Add support to ONNX models as new engine provider for Deep Learning models #1353

lfoppiano · 2026-01-08T21:05:23Z

This PR introduces pure Java ONNX inference for GROBID's deep learning models, leaving the possibility to eliminate the runtime dependency on Python/JEP/TensorFlow (the JEP approach to call DeLFT will not be touched).
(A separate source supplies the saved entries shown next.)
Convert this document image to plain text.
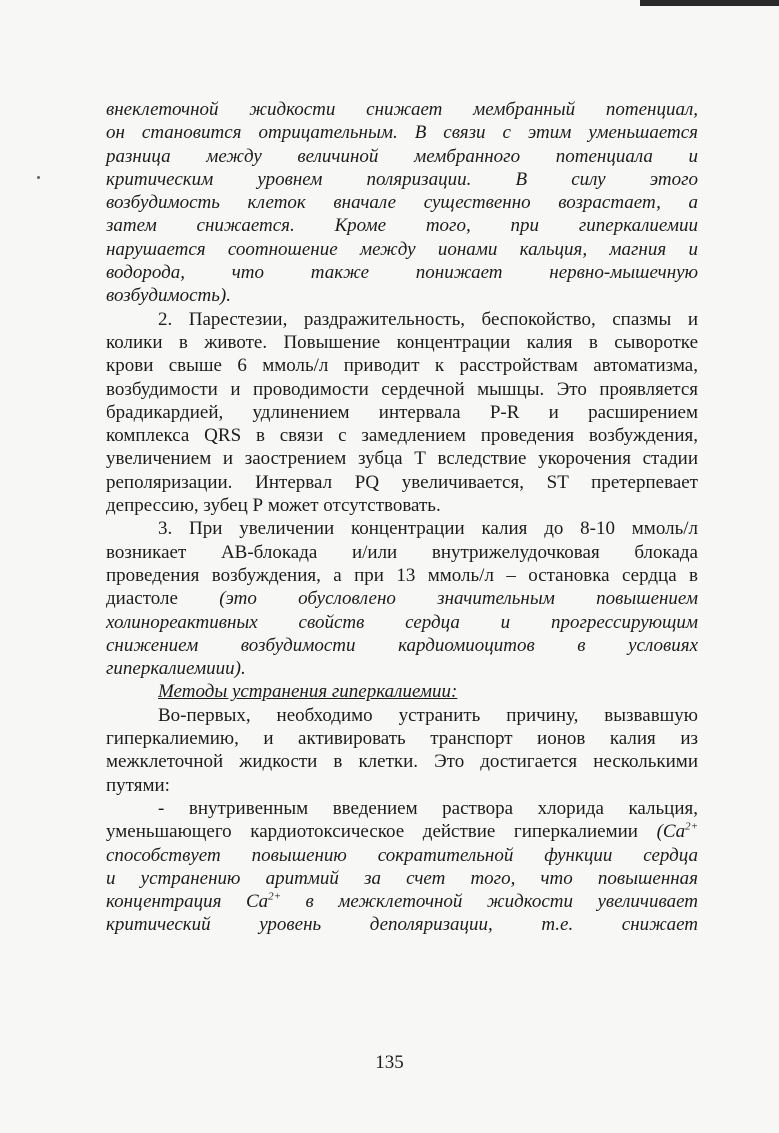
внеклеточной жидкости снижает мембранный потенциал,
он становится отрицательным. В связи с этим уменьшается
разница между величиной мембранного потенциала и
критическим уровнем поляризации. В силу этого
возбудимость клеток вначале существенно возрастает, а
затем снижается. Кроме того, при гиперкалиемии
нарушается соотношение между ионами кальция, магния и
водорода, что также понижает нервно-мышечную
возбудимость).
2. Парестезии, раздражительность, беспокойство, спазмы и
колики в животе. Повышение концентрации калия в сыворотке
крови свыше 6 ммоль/л приводит к расстройствам автоматизма,
возбудимости и проводимости сердечной мышцы. Это проявляется
брадикардией, удлинением интервала P-R и расширением
комплекса QRS в связи с замедлением проведения возбуждения,
увеличением и заострением зубца Т вследствие укорочения стадии
реполяризации. Интервал PQ увеличивается, ST претерпевает
депрессию, зубец Р может отсутствовать.
3. При увеличении концентрации калия до 8-10 ммоль/л
возникает АВ-блокада и/или внутрижелудочковая блокада
проведения возбуждения, а при 13 ммоль/л – остановка сердца в
диастоле (это обусловлено значительным повышением
холинореактивных свойств сердца и прогрессирующим
снижением возбудимости кардиомиоцитов в условиях
гиперкалиемиии).
Методы устранения гиперкалиемии:
Во-первых, необходимо устранить причину, вызвавшую
гиперкалиемию, и активировать транспорт ионов калия из
межклеточной жидкости в клетки. Это достигается несколькими
путями:
- внутривенным введением раствора хлорида кальция,
уменьшающего кардиотоксическое действие гиперкалиемии ($Ca^{2+}$
способствует повышению сократительной функции сердца
и устранению аритмий за счет того, что повышенная
концентрация $Ca^{2+}$ в межклеточной жидкости увеличивает
критический уровень деполяризации, т.е. снижает
135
The implementation enables a lighter Docker image shipping DL models that provide the accuracy benefits of deep learning models with reduced complexity and resource requirements.

Architecture Overview

flowchart TB
    subgraph Input
        PDF[PDF Document]
    end
    
    subgraph "GROBID Processing"
        PDF --> Parser[pdfalto]
        Parser --> Features[Feature Extraction]
        Features --> Engine{Engine Selection}
        
        Engine -->|engine: wapiti| Wapiti[Wapiti CRF]
        Engine -->|engine: onnx| ONNX[ONNX Runtime]
        Engine -->|engine: delft| DeLFT[DeLFT/Python]
    end
    
    subgraph "ONNX Inference Stack"
        ONNX --> Runner[OnnxModelRunner]
        Runner --> RT[ONNX Runtime 1.23.2]
        
        ONNX --> Embeddings[WordEmbeddings]
        Embeddings --> LMDB[(LMDB Database)]
        
        ONNX --> CRF[CRFDecoder]
        CRF --> Viterbi[Viterbi Algorithm]
    end
    
    subgraph Output
        Wapiti --> TEI[TEI XML]
        ONNX --> TEI
        DeLFT --> TEI
    end

Implementation Components

Core Java Classes

File	Lines	Purpose
`DeLFTOnnxModel.java`	588	Main entry point for sequence labeling inference
`OnnxClassificationModel.java`	286	Text classification (copyright, license)
`OnnxTagger.java`	69	`GenericTagger` implementation
`OnnxModelRunner.java`	214	ONNX Runtime wrapper
`CRFDecoder.java`	187	Viterbi decoding for CRF layer
`WordEmbeddings.java`	263	LMDB-based embedding lookup
`Preprocessor.java`	267	Tokenization & feature handling

Factory Integration

File	Change
`TaggerFactory.java`	Added `ONNX` case → `OnnxTagger`
`ClassifierFactory.java`	Added `ONNX` case → `OnnxClassificationModel`
`GrobidCRFEngine.java`	New `ONNX("onnx")` enum value

Supported Models

Sequence Labeling (BidLSTM_CRF_FEATURES)

Model	ONNX Directory	Status
header	`header-BidLSTM_CRF_FEATURES.onnx/`	✅ Ready
citation	`citation-BidLSTM_CRF_FEATURES.onnx/`	✅ Ready
affiliation-address	`affiliation-address-BidLSTM_CRF_FEATURES.onnx/`	✅ Ready
date	`date-BidLSTM_CRF_FEATURES.onnx/`	✅ Ready
reference-segmenter	`reference-segmenter-BidLSTM_CRF_FEATURES.onnx/`	✅ Ready
funding-acknowledgement	`funding-acknowledgement-BidLSTM_CRF_FEATURES.onnx/`	More test is needed
header-coi-ac	`header-coi-ac-BidLSTM_CRF_FEATURES.onnx/`	✅ Ready

Text Classification (GRU)

Model	ONNX Directory	Status
copyright	`copyright-gru.onnx/`	✅ Ready
license	`license-gru.onnx/`	✅ Ready

Model Bundle Structure

Each ONNX model directory contains:

{model}-{architecture}.onnx/
├── encoder.onnx      # or classifier.onnx for classification
├── config.json       # Model configuration (maxSequenceLength, embeddingSize, etc.)
├── vocab.json        # Character vocabulary, tag index, feature mappings
└── crf_params.json   # CRF transition matrices (sequence labeling only)

Configuration

Engine Selection (`grobid.yaml`)

grobid:
  models:
    - name: "header"
      engine: "onnx"                          # Use ONNX instead of delft/wapiti
      onnx:
        architecture: "BidLSTM_CRF_FEATURES"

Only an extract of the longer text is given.